Is the Island reporter not making the same mistake as The New Yorker and Times  - in relation to praising Tanya Selvaratnam ? To my mind, if as an adult, Tanya failed to do the parallel of what the 11 year old princess did – then it was consensual and is not fit to be shared with wider world. One who had the ‘right’ measure in terms of sexual enjoyment would have prevented such move or reported it immediately to the authorities. One who accepts other favours / quid pro quos – outside the official structure of a relationship – loses the right to complain to higher authorities or to even make a judgment. One who so judges is trading and not governing. Such a person would lack the preventive Energy and works independently to protect us.

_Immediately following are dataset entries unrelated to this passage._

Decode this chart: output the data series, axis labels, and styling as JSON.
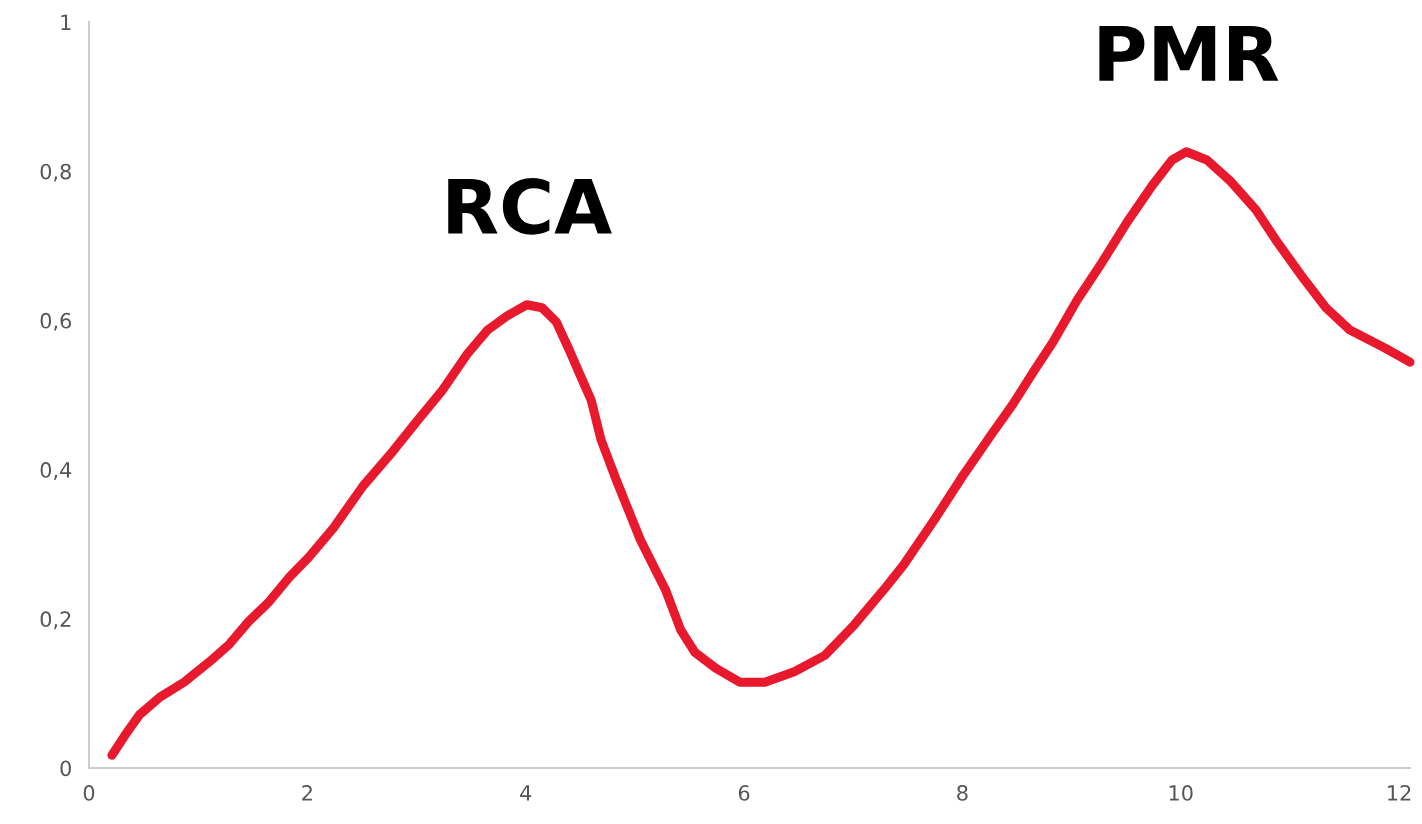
{
  "chart_data": {
    "type": "line",
    "x": [
      0.21,
      0.33,
      0.46,
      0.65,
      0.87,
      1.1,
      1.28,
      1.46,
      1.65,
      1.83,
      2.01,
      2.24,
      2.51,
      2.78,
      3.01,
      3.24,
      3.46,
      3.65,
      3.83,
      4.01,
      4.15,
      4.28,
      4.4,
      4.51,
      4.6,
      4.69,
      4.83,
      4.94,
      5.05,
      5.19,
      5.28,
      5.42,
      5.55,
      5.74,
      5.96,
      6.19,
      6.46,
      6.74,
      7.01,
      7.28,
      7.46,
      7.74,
      8.01,
      8.28,
      8.46,
      8.65,
      8.83,
      9.05,
      9.28,
      9.51,
      9.74,
      9.92,
      10.05,
      10.24,
      10.46,
      10.69,
      10.87,
      11.1,
      11.33,
      11.55,
      11.87,
      12.1
    ],
    "series": [
      {
        "color": "#e8192c",
        "values": [
          0.017,
          0.044,
          0.071,
          0.095,
          0.115,
          0.142,
          0.165,
          0.196,
          0.223,
          0.255,
          0.282,
          0.322,
          0.378,
          0.424,
          0.466,
          0.507,
          0.554,
          0.587,
          0.606,
          0.621,
          0.617,
          0.598,
          0.56,
          0.523,
          0.493,
          0.44,
          0.386,
          0.346,
          0.306,
          0.265,
          0.239,
          0.185,
          0.155,
          0.134,
          0.115,
          0.115,
          0.129,
          0.151,
          0.192,
          0.239,
          0.272,
          0.332,
          0.393,
          0.45,
          0.487,
          0.531,
          0.571,
          0.627,
          0.678,
          0.732,
          0.781,
          0.815,
          0.826,
          0.815,
          0.786,
          0.748,
          0.708,
          0.661,
          0.617,
          0.587,
          0.563,
          0.544
        ]
      }
    ],
    "xlim": [
      0,
      12.1
    ],
    "xticks": [
      0,
      2,
      4,
      6,
      8,
      10,
      12
    ],
    "ylim": [
      0,
      1
    ],
    "yticks": [
      0,
      {
        "value": 0.2,
        "label": "0,2"
      },
      {
        "value": 0.4,
        "label": "0,4"
      },
      {
        "value": 0.6,
        "label": "0,6"
      },
      {
        "value": 0.8,
        "label": "0,8"
      },
      1
    ],
    "annotations": [
      {
        "text": "RCA",
        "x": 4.01,
        "y": 0.621
      },
      {
        "text": "PMR",
        "x": 10.05,
        "y": 0.826
      }
    ],
    "grid": false,
    "marker": "none",
    "line_style": "solid"
  }
}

People often tolerate and live with such ‘wrongs’ because they get other compensations. Hence as per their personal conscience / truth – they accepted such pain for other forms of pleasures. This can happen also - not only in marriage relationships but in any official relationship for various forms of returns.  It’s when we renounce our earned benefits for common good – that we have the natural preventive structures and Energies that we carry as intuitive powers. One who quietly cures develops such powers more strongly than those who trade-off  - after the due date. We need such women/minorities in environments where the official system of  law and order is weak even in Courts.
Commitment to marriage and the positions taken through such marriage is a strong preventive measure. Above that is true love.